Another Rate Hike Is Coming

July’s inflation figures are up to 3%, the biggest monthly increase in over 7 years as prices for gasoline and and air travel increased sharply.

Bank of Canada Could Increase Rates By Another 0.25%

Tembo has consistently reminded its readers and clients that the Bank of Canada is very mindful of inflation and watches it carefully. The Bank is internationally renowned for keeping inflation in and around its benchmark target of 2%. This sudden spike in inflation is likely to increase pressure on the Bank to raise its rate by another quarter percentage point. 
 
This recent increase in inflation comes at a time when the economy has been growing strongly and the Bank has continued its policy of increasing rates in tandem with Central Banks around the world. Canada’s mortgage banking rates are still very low by historical standards, and will remain low even as they respond to likely rate hikes by the Bank of Canada. On a separate note, real estate figures in Montreal and Toronto are improving and warming up. 

New Construction Heating Up

In addition, the latest CMHC figures show that construction starts (both condo and houses) are increasing across the country, from small municipalities to the City of Toronto. On a final general update on real estate, polling shows that the biggest political issue for Millennials is the affordability of housing, given the astronomically high average prices for real estate in the country – even after recent cooling measures.

Bank of Canada Hikes Rates

The Bank of Canada to increased rates at its decision meeting on Wednesday, July 11th. The central bank increased its key rate to 1.5 per cent from 1.25 per cent.

The forces that favoured an increase in the cost of money outweighed those that supported continued loose money policies. The Canadian economy remains in very good shape. Inflation hasn’t reared its ugly head, household consumption is neither increasing recklessly nor falling precipitously. Growth and unemployment figures are very positive. Lack of price growth dynamism in the real estate markets, trade issues with the United States, and high levels of private and public debt are the key structural problems. Weighed against one another, the balance skews toward a rate hike.

Central Banks Around The World Are Adamant.

Central banks have begun and will continue a long term policy plan of ever higher rates, and more scrutiny on international banks and financial institutions. The Bank of Canada is no different. The key facts that most worry senior officials, politicians, and Central Bankers are the enormous levels of household and government debt, particularly mortgage debt. A generation of historically unprecedented record low interest rates has blown up large debt bubbles which elites are now desperate to deflate as carefully as possible.

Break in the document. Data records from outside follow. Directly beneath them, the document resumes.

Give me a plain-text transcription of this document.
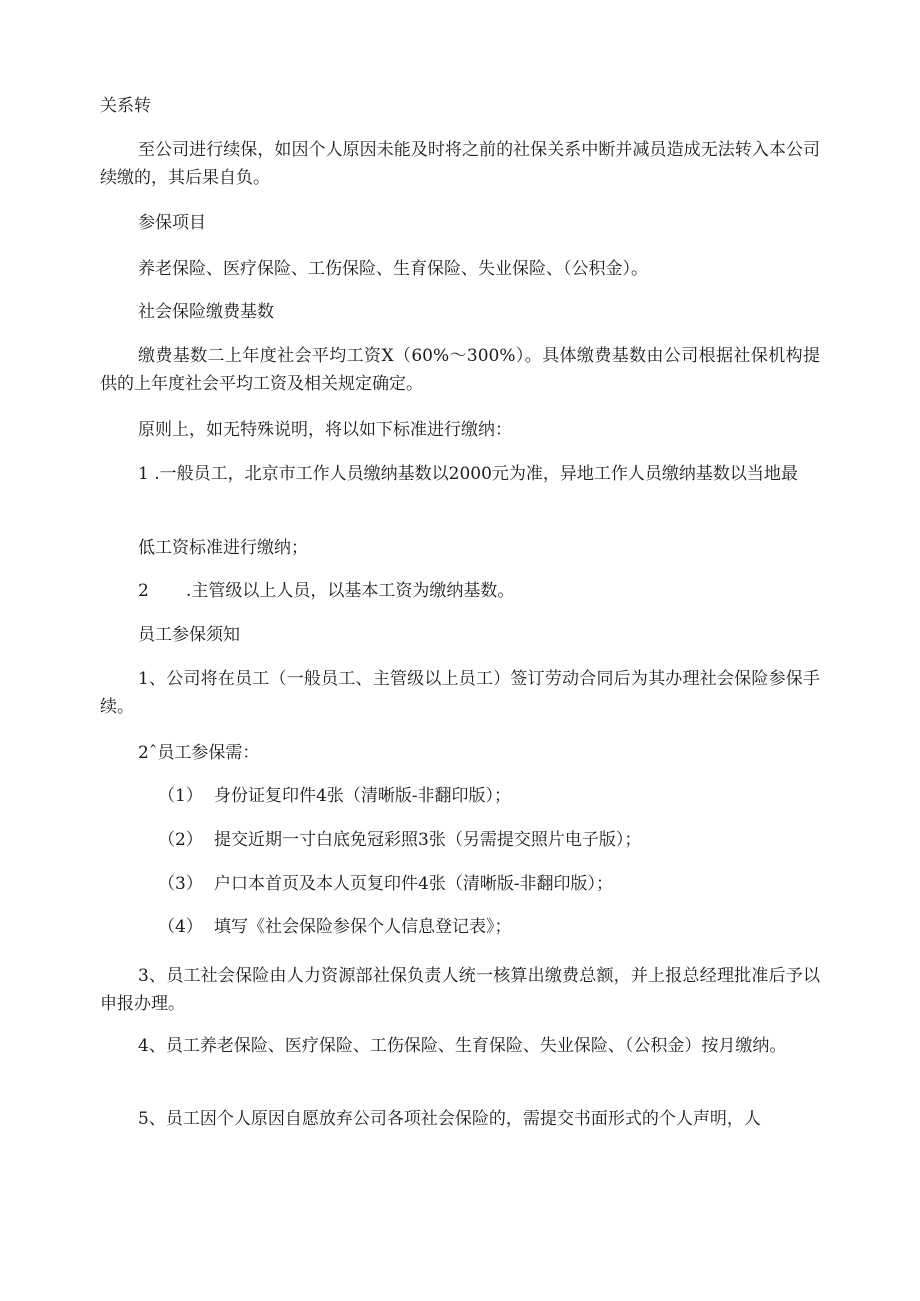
关系转

至公司进行续保，如因个人原因未能及时将之前的社保关系中断并减员造成无法转入本公司续缴的，其后果自负。

参保项目

养老保险、医疗保险、工伤保险、生育保险、失业保险、（公积金）。

社会保险缴费基数

缴费基数二上年度社会平均工资X（60%～300%）。具体缴费基数由公司根据社保机构提供的上年度社会平均工资及相关规定确定。

原则上，如无特殊说明，将以如下标准进行缴纳：

1 .一般员工，北京市工作人员缴纳基数以2000元为准，异地工作人员缴纳基数以当地最

低工资标准进行缴纳；

2 .主管级以上人员，以基本工资为缴纳基数。

员工参保须知

1、公司将在员工（一般员工、主管级以上员工）签订劳动合同后为其办理社会保险参保手续。

2ˆ员工参保需：

（1） 身份证复印件4张（清晰版-非翻印版）；

（2） 提交近期一寸白底免冠彩照3张（另需提交照片电子版）；

（3） 户口本首页及本人页复印件4张（清晰版-非翻印版）；

（4） 填写《社会保险参保个人信息登记表》；

3、员工社会保险由人力资源部社保负责人统一核算出缴费总额，并上报总经理批准后予以申报办理。

4、员工养老保险、医疗保险、工伤保险、生育保险、失业保险、（公积金）按月缴纳。

5、员工因个人原因自愿放弃公司各项社会保险的，需提交书面形式的个人声明，人
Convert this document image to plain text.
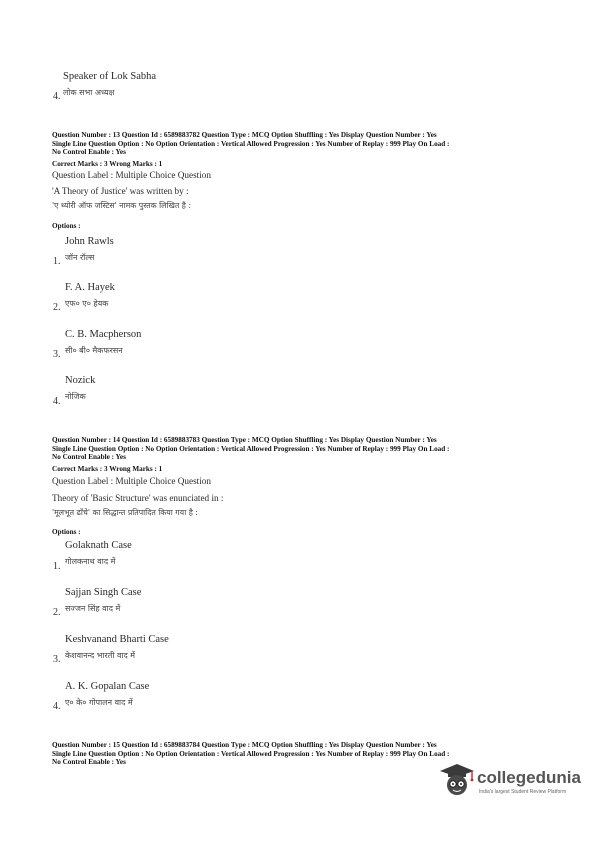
Speaker of Lok Sabha
4. लोक सभा अध्यक्ष
Question Number : 13 Question Id : 6589883782 Question Type : MCQ Option Shuffling : Yes Display Question Number : Yes
Single Line Question Option : No Option Orientation : Vertical Allowed Progression : Yes Number of Replay : 999 Play On Load :
No Control Enable : Yes
Correct Marks : 3 Wrong Marks : 1
Question Label : Multiple Choice Question
'A Theory of Justice' was written by :
'ए थ्योरी ऑफ जस्टिस' नामक पुस्तक लिखित है :
Options :
John Rawls
1. जॉन रॉल्स
F. A. Hayek
2. एफ० ए० हेयक
C. B. Macpherson
3. सी० बी० मैकफरसन
Nozick
4. नोजिक
Question Number : 14 Question Id : 6589883783 Question Type : MCQ Option Shuffling : Yes Display Question Number : Yes
Single Line Question Option : No Option Orientation : Vertical Allowed Progression : Yes Number of Replay : 999 Play On Load :
No Control Enable : Yes
Correct Marks : 3 Wrong Marks : 1
Question Label : Multiple Choice Question
Theory of 'Basic Structure' was enunciated in :
'मूलभूत ढाँचे' का सिद्धान्त प्रतिपादित किया गया है :
Options :
Golaknath Case
1. गोलकनाथ वाद में
Sajjan Singh Case
2. सज्जन सिंह वाद में
Keshvanand Bharti Case
3. केशवानन्द भारती वाद में
A. K. Gopalan Case
4. ए० के० गोपालन वाद में
Question Number : 15 Question Id : 6589883784 Question Type : MCQ Option Shuffling : Yes Display Question Number : Yes
Single Line Question Option : No Option Orientation : Vertical Allowed Progression : Yes Number of Replay : 999 Play On Load :
No Control Enable : Yes
collegedunia
India's largest Student Review Platform
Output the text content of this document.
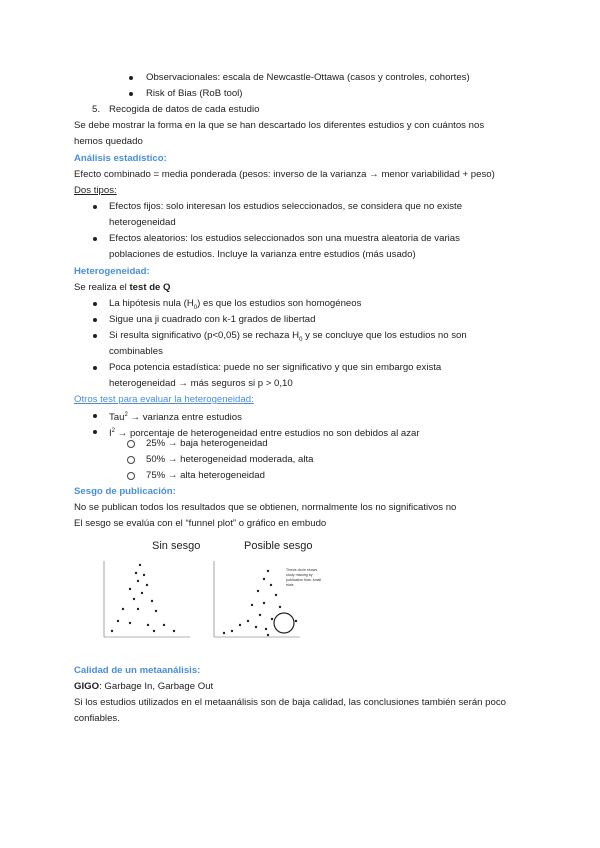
Observacionales: escala de Newcastle-Ottawa (casos y controles, cohortes)
Risk of Bias (RoB tool)
5. Recogida de datos de cada estudio
Se debe mostrar la forma en la que se han descartado los diferentes estudios y con cuántos nos
hemos quedado
Análisis estadístico:
Efecto combinado = media ponderada (pesos: inverso de la varianza → menor variabilidad + peso)
Dos tipos:
Efectos fijos: solo interesan los estudios seleccionados, se considera que no existe
heterogeneidad
Efectos aleatorios: los estudios seleccionados son una muestra aleatoria de varias
poblaciones de estudios. Incluye la varianza entre estudios (más usado)
Heterogeneidad:
Se realiza el test de Q
La hipótesis nula $(H_0)$ es que los estudios son homogéneos
Sigue una ji cuadrado con k-1 grados de libertad
Si resulta significativo (p<0,05) se rechaza $H_0$ y se concluye que los estudios no son
combinables
Poca potencia estadística: puede no ser significativo y que sin embargo exista
heterogeneidad → más seguros si p > 0,10
Otros test para evaluar la heterogeneidad:
Tau$^2$ → varianza entre estudios
$I^2$ → porcentaje de heterogeneidad entre estudios no son debidos al azar
25% → baja heterogeneidad
50% → heterogeneidad moderada, alta
75% → alta heterogeneidad
Sesgo de publicación:
No se publican todos los resultados que se obtienen, normalmente los no significativos no
El sesgo se evalúa con el “funnel plot” o gráfico en embudo
Sin sesgo	Posible sesgo
Thesis circle shows
study missing by
publication bias: small
trials
Calidad de un metaanálisis:
GIGO: Garbage In, Garbage Out
Si los estudios utilizados en el metaanálisis son de baja calidad, las conclusiones también serán poco
confiables.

Rates Hike To Negatively Impact Consumers

The likely hike will no doubt have a negative impact on consumers and on the real estate market. Banks are likely to raise their mortgage rates in response. The debt to disposable income ratio in Canada has hit a record of almost 175%, much higher than in the United States before the start of the Great Recession. A rate hike will be of no help to those looking for high prices for their real estate holdings. Debt to income ratios for the poorest Canadians are especially high. The lowest quintile of earners average a debt ratio of almost 350%. While higher rates will come at a cost, many believe they are absolutely necessary, and few doubt they are avoidable.